In 2019, Taobao invented a new game based on the previous year. This “skyscraper building” game was the most popular game yet. The core idea of this skyscraper building game was team building. A participating team would start a  competition with another team every day from 9am to 10pm. The team who invited more friends to cheer for them would win the competition and earn cash. This game attracted 300 million participants within one week. During the 5 days of the game, WeChat was flooded with messages of people inviting their friends to help with their skyscrapers.

Taobao, mini game “skyscraper building/Gailou”

Source: Taobao, mini game “skyscraper building/Gailou”

For Double 11 2020, Taobao took a more cooperative approach to gamification

In 2020, Taobao took out the competitive part of its 11.11 game and replaced it with a more cooperative game “pet cat raising”. Every consumer started with their own pet cat and fed their cats with “Meow Coins”. In order to get more coins, consumers are required to do tasks such as viewing store pages, searching for certain products and inviting their friends. The game was a huge hit, on October 21st, the day the game was launched, it has already reached more than 100 million active users, a number larger than Honor of Kings (one of the most famous mobile games among Chinese customers). One gamer was so proud of his cat, he rented a public advertising space to showcase his virtual cat.

Pet Cat Raising game

Source: Taobao, Pet Cat Raising game

How gamification drives sales

E-commerce gamification in China comes in various forms, but the main functions and goals are almost the same. All of them have the purposes to reach more consumers, to have them spend more time in the store and do more purchases, and they reach these goals by using the following functions.

The sharing function helps activate more users

Consumers need an initial trigger to join the game. This trigger is usually able to build a bond between consumers’ interest or emotion and the game. In the pet raising game, many people are naturally in favor of cute cats, and that makes them join the game at the beginning. Later on, consumers would want to get “coins”, which leads them share the game with their friends.

People sharing the games

Source: WeChat, People sharing the games in WeChat groups

The task-completing function helps increase consumers’ time spent along with conversion rate

After consumers are already in the game, they need to “upgrade” or “raise” their pet cat by completing tasks.
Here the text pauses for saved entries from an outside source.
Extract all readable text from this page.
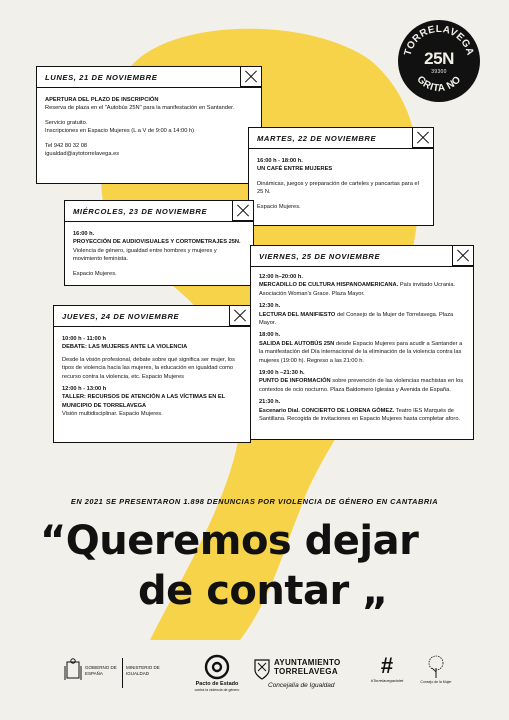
TORRELAVEGA
GRITA NO
25N
39300
LUNES, 21 DE NOVIEMBRE

APERTURA DEL PLAZO DE INSCRIPCIÓN
Reserva de plaza en el "Autobús 25N" para la manifestación en Santander.

Servicio gratuito.
Inscripciones en Espacio Mujeres (L a V de 9:00 a 14:00 h)

Tel 942 80 32 08
igualdad@aytotorrelavega.es

MARTES, 22 DE NOVIEMBRE

16:00 h - 18:00 h.
UN CAFÉ ENTRE MUJERES

Dinámicas, juegos y preparación de carteles y pancartas para el 25 N.

Espacio Mujeres.

MIÉRCOLES, 23 DE NOVIEMBRE

16:00 h.
PROYECCIÓN DE AUDIOVISUALES Y CORTOMETRAJES 25N. Violencia de género, igualdad entre hombres y mujeres y movimiento feminista.

Espacio Mujeres.

VIERNES, 25 DE NOVIEMBRE

12:00 h–20:00 h.
MERCADILLO DE CULTURA HISPANOAMERICANA. País invitado Ucrania. Asociación Woman's Grace. Plaza Mayor.

12:30 h.
LECTURA DEL MANIFIESTO del Consejo de la Mujer de Torrelavega. Plaza Mayor.

18:00 h.
SALIDA DEL AUTOBÚS 25N desde Espacio Mujeres para acudir a Santander a la manifestación del Día internacional de la eliminación de la violencia contra las mujeres (19:00 h). Regreso a las 21:00 h.

19:00 h –21:30 h.
PUNTO DE INFORMACIÓN sobre prevención de las violencias machistas en los contextos de ocio nocturno. Plaza Baldomero Iglesias y Avenida de España.

21:30 h.
Escenario Dial. CONCIERTO DE LORENA GÓMEZ. Teatro IES Marqués de Santillana. Recogida de invitaciones en Espacio Mujeres hasta completar aforo.

JUEVES, 24 DE NOVIEMBRE

10:00 h - 11:00 h
DEBATE: LAS MUJERES ANTE LA VIOLENCIA

Desde la visión profesional, debate sobre qué significa ser mujer, los tipos de violencia hacia las mujeres, la educación en igualdad como recurso contra la violencia, etc. Espacio Mujeres

12:00 h - 13:00 h
TALLER: RECURSOS DE ATENCIÓN A LAS VÍCTIMAS EN EL MUNICIPIO DE TORRELAVEGA
Visión multidisciplinar. Espacio Mujeres.

EN 2021 SE PRESENTARON 1.898 DENUNCIAS POR VIOLENCIA DE GÉNERO EN CANTABRIA
“Queremos dejar
de contar „
GOBIERNO DE ESPAÑA
MINISTERIO DE IGUALDAD
Pacto de Estado
contra la violencia de género
AYUNTAMIENTO
TORRELAVEGA
Concejalía de Igualdad
#
#Torrelavegaviolet	Consejo de la Mujer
These tasks are viewing the pages of discounted products for more than 15 seconds, searching for certain products (which are often recommended products based on user portraits from big data), or participating in other games on Taobao.  This process exposes consumers to more products than they would normally search for.

Moreover, the mini games in Chinese e-commerce are usually separated into different stages or levels. When consumers finished one stage, they are more likely to continue on to the next stage. The more tasks they finish, the higher their sunk costs and the higher possibility that they will not give it up.

The reward function helps build positive feedback

The e-commerce games incentivize consumers with rewards. These rewards are usually cash, discounts and coupons which directly lead to purchases. Psychologically, these rewards provide consumers with a positive feedback and, if they’re really into it, a sense of accomplishment. Therefore, they are even more inclined to keep going on with the games and achieve more rewards.

Where E-commerce gamification in China falls short

However, mini games in Chinese e-commerce have also received some criticism. Those who don’t participate in those games are annoyed or harassed by the constant invitations to join. They Some have gone online to  complain constantly getting messages and invitations from peers. Second, these games take considerable too time and energy, but participants don’t feel they receive enough rewards to justify the time spent. For instance, some people spent their whole day on the game only to receive ten RMB. Third, some participant became so competitive that they even started to pay money just to win the game, and they ended up losing more money than they won. If entertainment is the primary approach, then the discounts can be seen as a cherry on top. But if consumers are expecting discounts, then the game would not be worth it to them.